The “giant killer animal” subgenre of horror flicks has been in a terrible state of disrepair as of late. Personally, I blame the Sci-Fi Channel or the Syfy Channel or whatever stupid thing they’re calling themselves. With their cheap, stomach-turning “Original Movies”, they’ve pretty much flooded the subgenre with one giant CG shark movie after another.

So for all of you who have had to suffer through those recent cinematic abortions, I urge you to purge them from your mind and look back at some of the older cinematic abortions that comprise the formative years of the “giant killer animal” subgenre. I’m talking about flicks such as Piranha, Orca: The Killer Whale and, case in point, Lewis Teague’s Alligator.


The year is 1968 and a baby alligator finds itself being helplessly flushed to its doom. As fate would have it, a research firm decides to start dumping (illegally, mind you) genetically mutated dog corpses deep down in the stagnant sewer depths. So, what happens when a baby alligator starts chowing down on dead mutant puppies? A thirty-six foot super alligator, naturally. Fast forward to “today”, a cop (Robert Forester) and a reptile specialist (Robin Riker) are charged with the unenviable task of finding and killing this gigantic eating machine before it decides to step out of the sewers and onto the streets.

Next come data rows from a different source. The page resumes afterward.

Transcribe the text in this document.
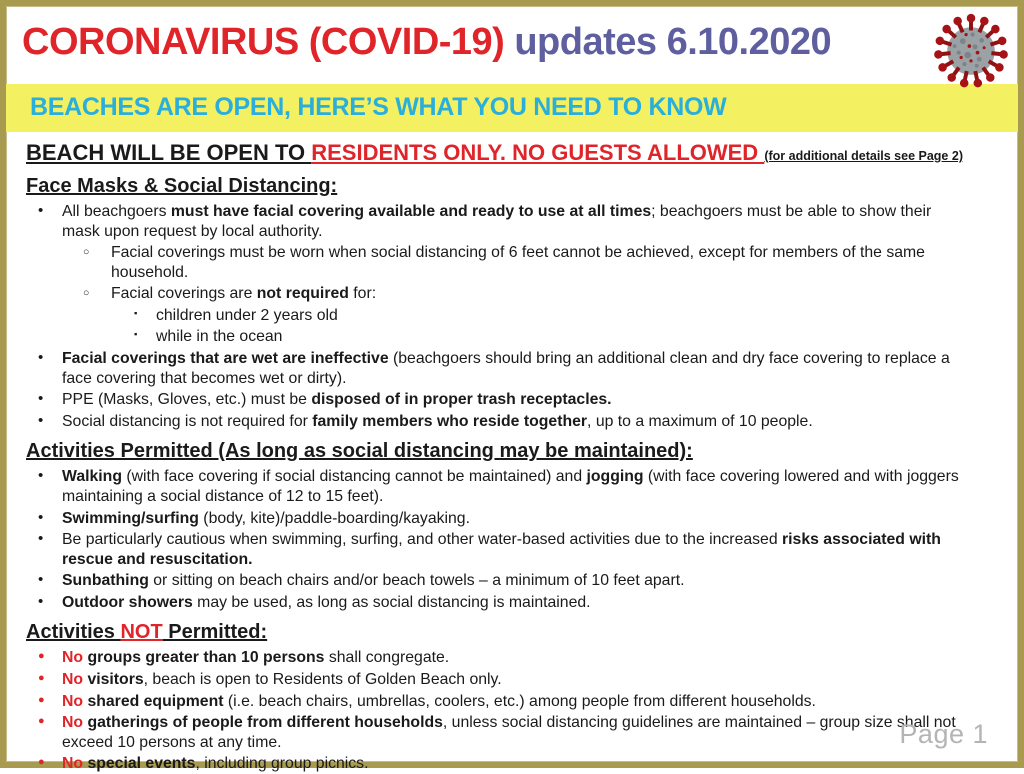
CORONAVIRUS (COVID-19) updates 6.10.2020
BEACHES ARE OPEN, HERE’S WHAT YOU NEED TO KNOW
BEACH WILL BE OPEN TO RESIDENTS ONLY. NO GUESTS ALLOWED (for additional details see Page 2)
Face Masks & Social Distancing:
• All beachgoers must have facial covering available and ready to use at all times; beachgoers must be able to show their mask upon request by local authority.
○ Facial coverings must be worn when social distancing of 6 feet cannot be achieved, except for members of the same household.
○ Facial coverings are not required for:
▪ children under 2 years old
▪ while in the ocean
• Facial coverings that are wet are ineffective (beachgoers should bring an additional clean and dry face covering to replace a face covering that becomes wet or dirty).
• PPE (Masks, Gloves, etc.) must be disposed of in proper trash receptacles.
• Social distancing is not required for family members who reside together, up to a maximum of 10 people.
Activities Permitted (As long as social distancing may be maintained):
• Walking (with face covering if social distancing cannot be maintained) and jogging (with face covering lowered and with joggers maintaining a social distance of 12 to 15 feet).
• Swimming/surfing (body, kite)/paddle-boarding/kayaking.
• Be particularly cautious when swimming, surfing, and other water-based activities due to the increased risks associated with rescue and resuscitation.
• Sunbathing or sitting on beach chairs and/or beach towels – a minimum of 10 feet apart.
• Outdoor showers may be used, as long as social distancing is maintained.
Activities NOT Permitted:
● No groups greater than 10 persons shall congregate.
● No visitors, beach is open to Residents of Golden Beach only.
● No shared equipment (i.e. beach chairs, umbrellas, coolers, etc.) among people from different households.
● No gatherings of people from different households, unless social distancing guidelines are maintained – group size shall not exceed 10 persons at any time.
● No special events, including group picnics.
Page 1
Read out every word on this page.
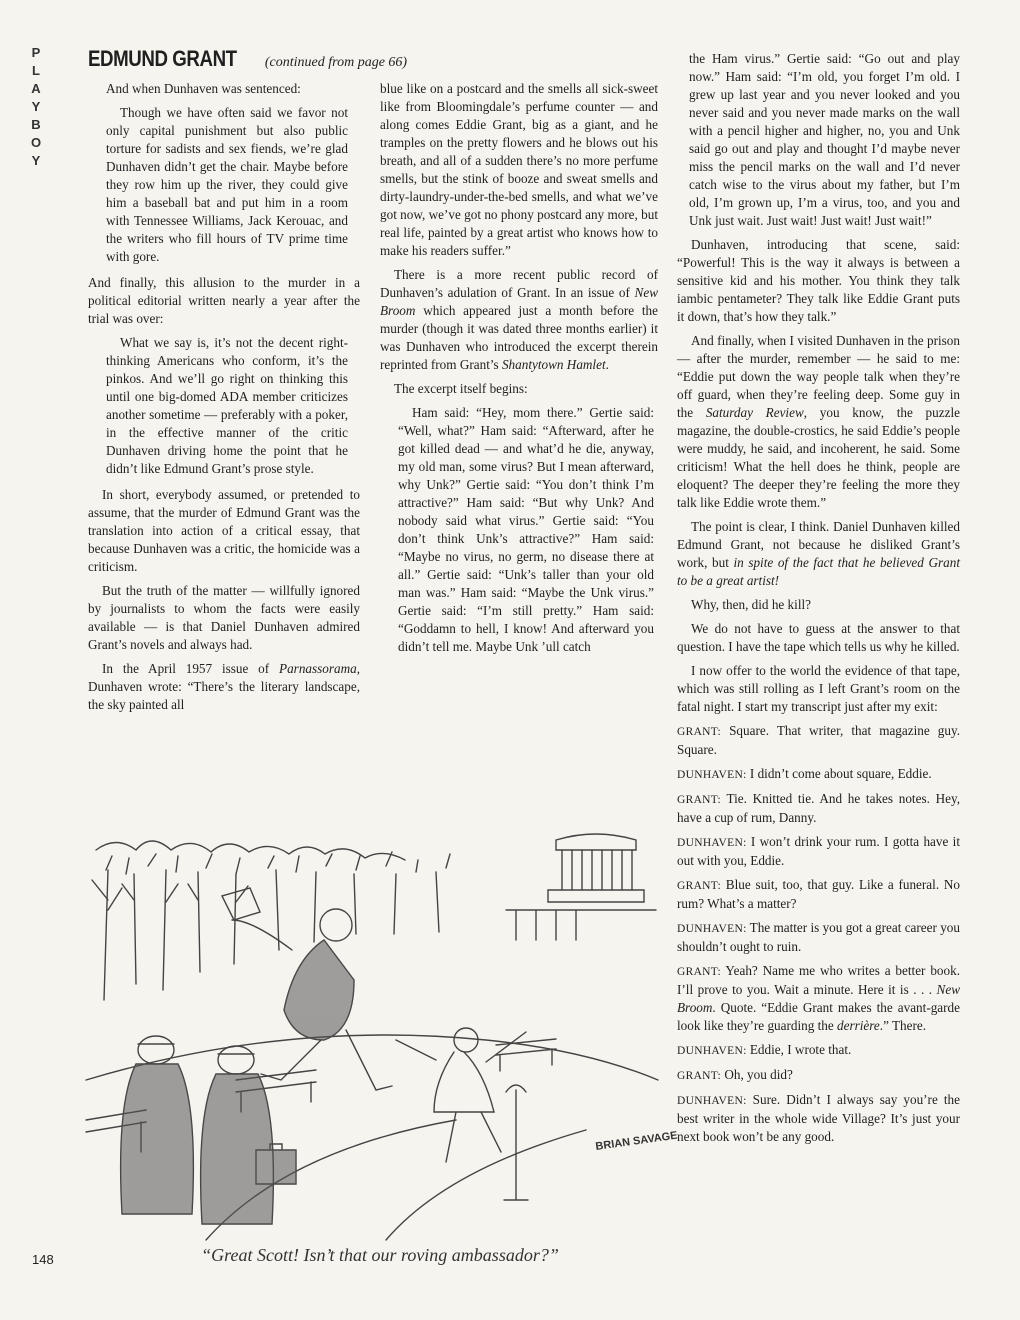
P
L
A
Y
B
O
Y
EDMUND GRANT (continued from page 66)

And when Dunhaven was sentenced:

Though we have often said we favor not only capital punishment but also public torture for sadists and sex fiends, we’re glad Dunhaven didn’t get the chair. Maybe before they row him up the river, they could give him a baseball bat and put him in a room with Tennessee Williams, Jack Kerouac, and the writers who fill hours of TV prime time with gore.

And finally, this allusion to the murder in a political editorial written nearly a year after the trial was over:

What we say is, it’s not the decent right-thinking Americans who conform, it’s the pinkos. And we’ll go right on thinking this until one big-domed ADA member criticizes another sometime — preferably with a poker, in the effective manner of the critic Dunhaven driving home the point that he didn’t like Edmund Grant’s prose style.

In short, everybody assumed, or pretended to assume, that the murder of Edmund Grant was the translation into action of a critical essay, that because Dunhaven was a critic, the homicide was a criticism.

But the truth of the matter — willfully ignored by journalists to whom the facts were easily available — is that Daniel Dunhaven admired Grant’s novels and always had.

In the April 1957 issue of Parnassorama, Dunhaven wrote: “There’s the literary landscape, the sky painted all

blue like on a postcard and the smells all sick-sweet like from Bloomingdale’s perfume counter — and along comes Eddie Grant, big as a giant, and he tramples on the pretty flowers and he blows out his breath, and all of a sudden there’s no more perfume smells, but the stink of booze and sweat smells and dirty-laundry-under-the-bed smells, and what we’ve got now, we’ve got no phony postcard any more, but real life, painted by a great artist who knows how to make his readers suffer.”

There is a more recent public record of Dunhaven’s adulation of Grant. In an issue of New Broom which appeared just a month before the murder (though it was dated three months earlier) it was Dunhaven who introduced the excerpt therein reprinted from Grant’s Shantytown Hamlet.

The excerpt itself begins:

Ham said: “Hey, mom there.” Gertie said: “Well, what?” Ham said: “Afterward, after he got killed dead — and what’d he die, anyway, my old man, some virus? But I mean afterward, why Unk?” Gertie said: “You don’t think I’m attractive?” Ham said: “But why Unk? And nobody said what virus.” Gertie said: “You don’t think Unk’s attractive?” Ham said: “Maybe no virus, no germ, no disease there at all.” Gertie said: “Unk’s taller than your old man was.” Ham said: “Maybe the Unk virus.” Gertie said: “I’m still pretty.” Ham said: “Goddamn to hell, I know! And afterward you didn’t tell me. Maybe Unk ’ull catch

the Ham virus.” Gertie said: “Go out and play now.” Ham said: “I’m old, you forget I’m old. I grew up last year and you never looked and you never said and you never made marks on the wall with a pencil higher and higher, no, you and Unk said go out and play and thought I’d maybe never miss the pencil marks on the wall and I’d never catch wise to the virus about my father, but I’m old, I’m grown up, I’m a virus, too, and you and Unk just wait. Just wait! Just wait! Just wait!”

Dunhaven, introducing that scene, said: “Powerful! This is the way it always is between a sensitive kid and his mother. You think they talk iambic pentameter? They talk like Eddie Grant puts it down, that’s how they talk.”

And finally, when I visited Dunhaven in the prison — after the murder, remember — he said to me: “Eddie put down the way people talk when they’re off guard, when they’re feeling deep. Some guy in the Saturday Review, you know, the puzzle magazine, the double-crostics, he said Eddie’s people were muddy, he said, and incoherent, he said. Some criticism! What the hell does he think, people are eloquent? The deeper they’re feeling the more they talk like Eddie wrote them.”

The point is clear, I think. Daniel Dunhaven killed Edmund Grant, not because he disliked Grant’s work, but in spite of the fact that he believed Grant to be a great artist!

Why, then, did he kill?

We do not have to guess at the answer to that question. I have the tape which tells us why he killed.

I now offer to the world the evidence of that tape, which was still rolling as I left Grant’s room on the fatal night. I start my transcript just after my exit:

GRANT: Square. That writer, that magazine guy. Square.

DUNHAVEN: I didn’t come about square, Eddie.

GRANT: Tie. Knitted tie. And he takes notes. Hey, have a cup of rum, Danny.

DUNHAVEN: I won’t drink your rum. I gotta have it out with you, Eddie.

GRANT: Blue suit, too, that guy. Like a funeral. No rum? What’s a matter?

DUNHAVEN: The matter is you got a great career you shouldn’t ought to ruin.

GRANT: Yeah? Name me who writes a better book. I’ll prove to you. Wait a minute. Here it is . . . New Broom. Quote. “Eddie Grant makes the avant-garde look like they’re guarding the derrière.” There.

DUNHAVEN: Eddie, I wrote that.

GRANT: Oh, you did?

DUNHAVEN: Sure. Didn’t I always say you’re the best writer in the whole wide Village? It’s just your next book won’t be any good.

BRIAN SAVAGE
“Great Scott! Isn’t that our roving ambassador?”
148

Their progress is mixed, at best.


Alligator hit theaters only five years after Jaws (and only two years after Jaws II) and is pretty shamelessly trying to ride the success of Steven Spielberg’s blockbuster. As much as I’ll confess to loving Alligator, there’s no denying what inspired it. And yet, in a few ways, the film actually manages to improve upon its inspiration, if you’re willing to buy that. Primarily, what Alligator pulls off that Jaws never quite could was to visually bring its monster to life. As much as I adore Jaws… the damn shark looks fake and you know it (can’t argue with Marty McFly). Alexander (the name of the alligator in Alligator) is effectively realized through a variety of techniques and manages to move and waddle about very fluidly and hardly ever looks clunky or awkward. Granted, the majority of the time all you see is his mouth swinging and chomping wildly, but it still works.

The gator prop is constantly shrouded in darkness during the sewer sequences, which adds a great deal of atmosphere and dread to the moment (as well as masking some of the puppet’s inadequacies, I’m sure). In one of the film’s best moments, Robert Forester and his expendable sidekick are trying to read a map with a flashlight and as the beam of light swings about behind them you very briefly glimpse the monster.


The effects aren’t all worthy of the proverbial thumbs up, though. Although mercifully brief, a few scenes feature an actual-real-live-alligator walking down a model city street and ohhhhhhh man, what were they thinking?


Teague also employs a few directorial techniques ripped directly from the film’s inspiration, Jaws, and only manages to cheapen the experience for the viewer. These bits include moments shot from “alligator-vision” as a theme noticeably similar to the John Williams Jaws tune churns out. Alligator had enough going for it that it really didn’t need to purloin such ideas from Jaws and could have stood on its own two feet well-enough. Unfortunately, these aspects of the film are what a lot of people remember best and have eternally relegated the flick to “shameless Jaws knock-off” status.


I won’t say that Alligator is a perfect horror flick. There are loads of textbook incidental characters such as a “no-nonsense police chief”, a “dirty mayor” and an “evil corporate executive” who pretty much grate on your nerves from start to finish. And yet, if you can get past these low-points, you’ll find one of the better “giant killer animal” movies on the market. And considering how packed that sub-genre is with made-for-TV refuse, this is definitely a rare treat.